Rettig: Der FC Bayern muss auch ein Interesse daran haben, dass es vor allem beim internationalen TV-Geld – also dem, das vor allem durch die Champions League ausgeschüttet wird – zu einer anderen Verteilung kommt. Wenn das gerechter zugeht, führt das auch bei den anderen europäischen Top-Klubs dazu, dass sie weniger Budget haben. Wenn man die Hälfte dieser horrenden Erlöse an die jeweiligen Nationalverbände verteilen würde – am besten mit der Zweckbindung, dieses Geld in den nationalen Wettbewerb oder Nachwuchsförderung zu stecken – wäre viel gewonnen. Dann würde diese Schere zwischen dem FC Bayern und dem Rest kleiner werden und es würde Geld in den nationalen Kreislauf kommen, der das System stabilisiert.
Bei ihrem Ex-Verein FC Augsburg hat sich viel getan, mit Markus Krapf gibt es einen ihnen bestens bekannten neuen Präsidenten. Wie sehen Sie den FCA, der wieder mehr von seiner alten Identität zeigt?

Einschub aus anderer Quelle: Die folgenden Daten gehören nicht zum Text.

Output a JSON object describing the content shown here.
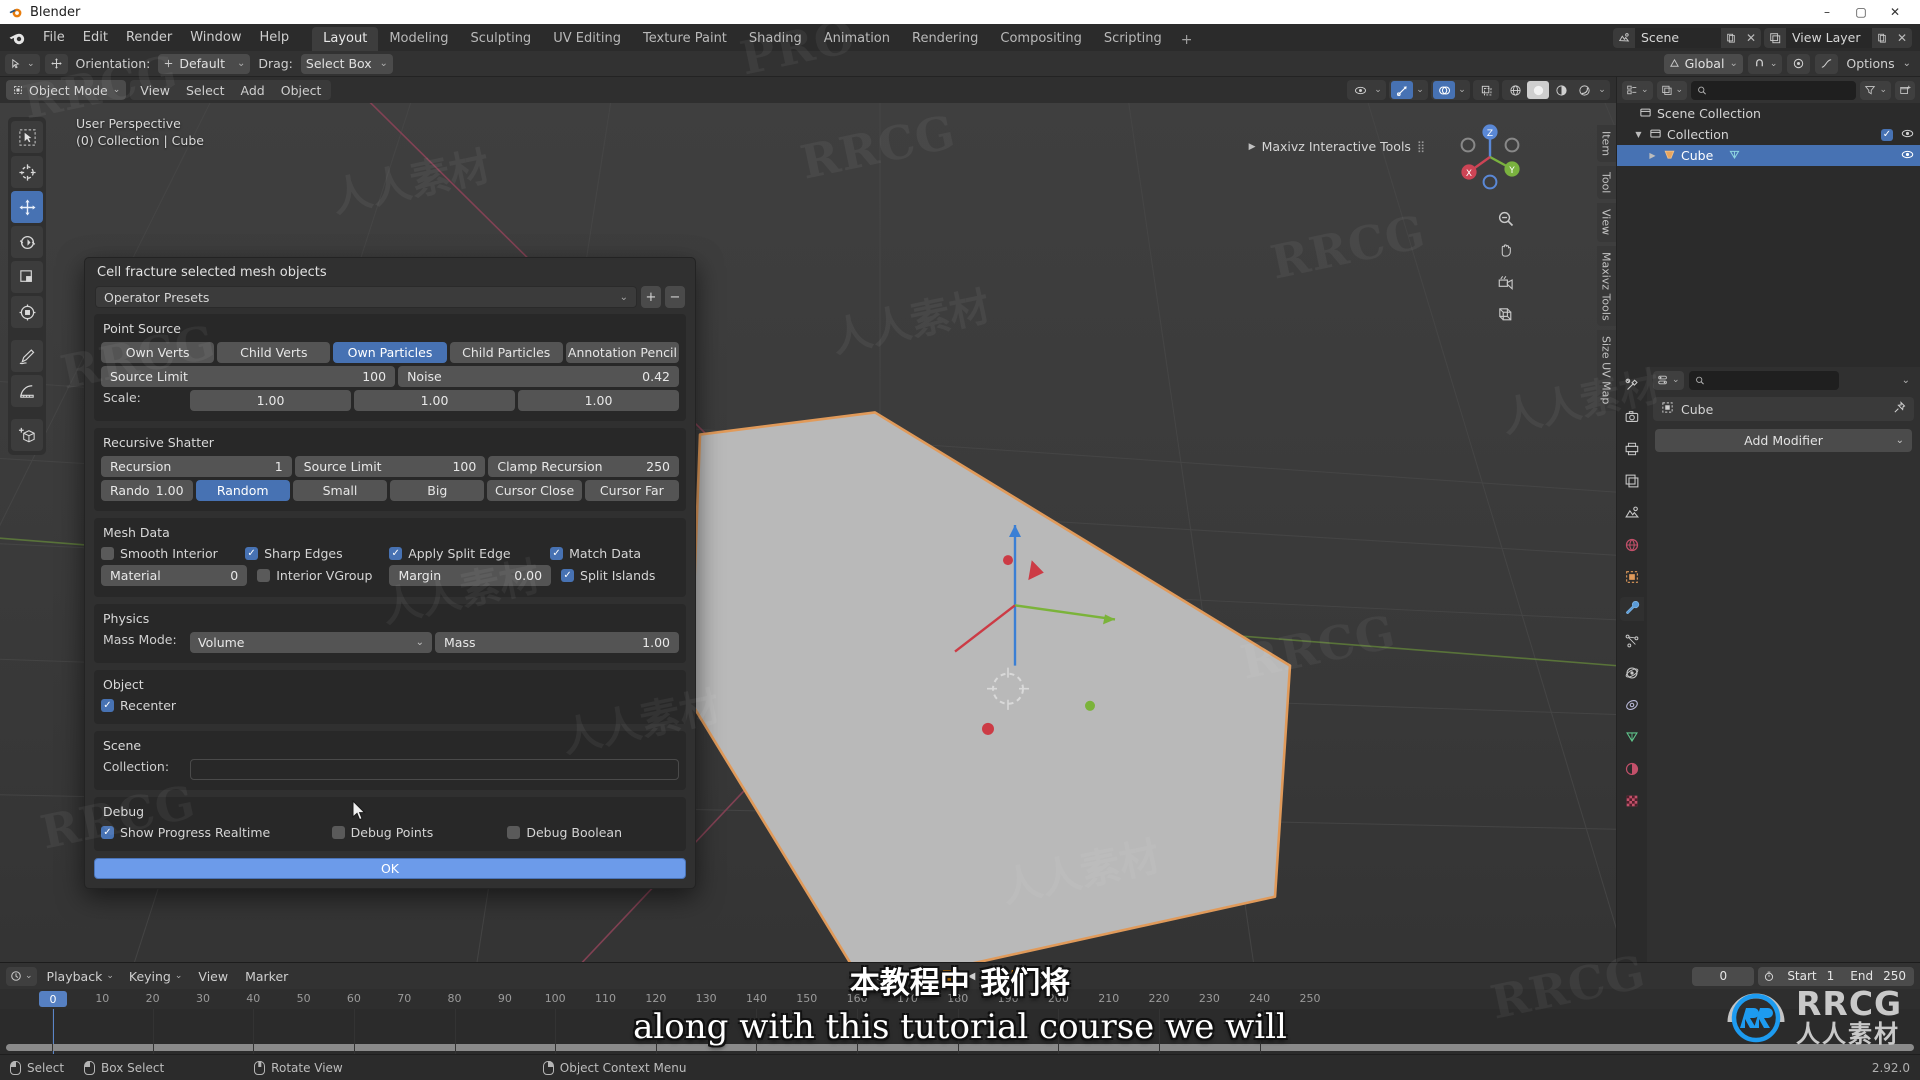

Rettig: Ein Schuss St. Pauli beim FC Augsburg kann sicher nicht schaden. Ich habe es mit großer Freude vernommen, dass Markus Krapf jetzt FCA-Präsident ist. Dass der FC Augsburg sich seiner Wurzeln wieder mehr bewusst wird, halte ich für den Schritt in die richtige Richtung.
Interview: Florian Eisele
Zur Person
Andreas Rettig, 59, war zuletzt von 2021 bis 2022 Geschäftsführer des Drittligisten Viktoria Köln. Davor arbeitete er als kaufmännischer Geschäftsführer beim FC St. Pauli (2015 2019), der Deutschen Fußball-Liga DFL (2013 - 2015), beim FC Augsburg (2006 - 2012), dem 1.FC Köln (2000 - 2002) und dem SC Freiburg (1998 - 2000). Mit dem FC Augsburg stieg er im Jahr 2011 in die Bundesliga auf.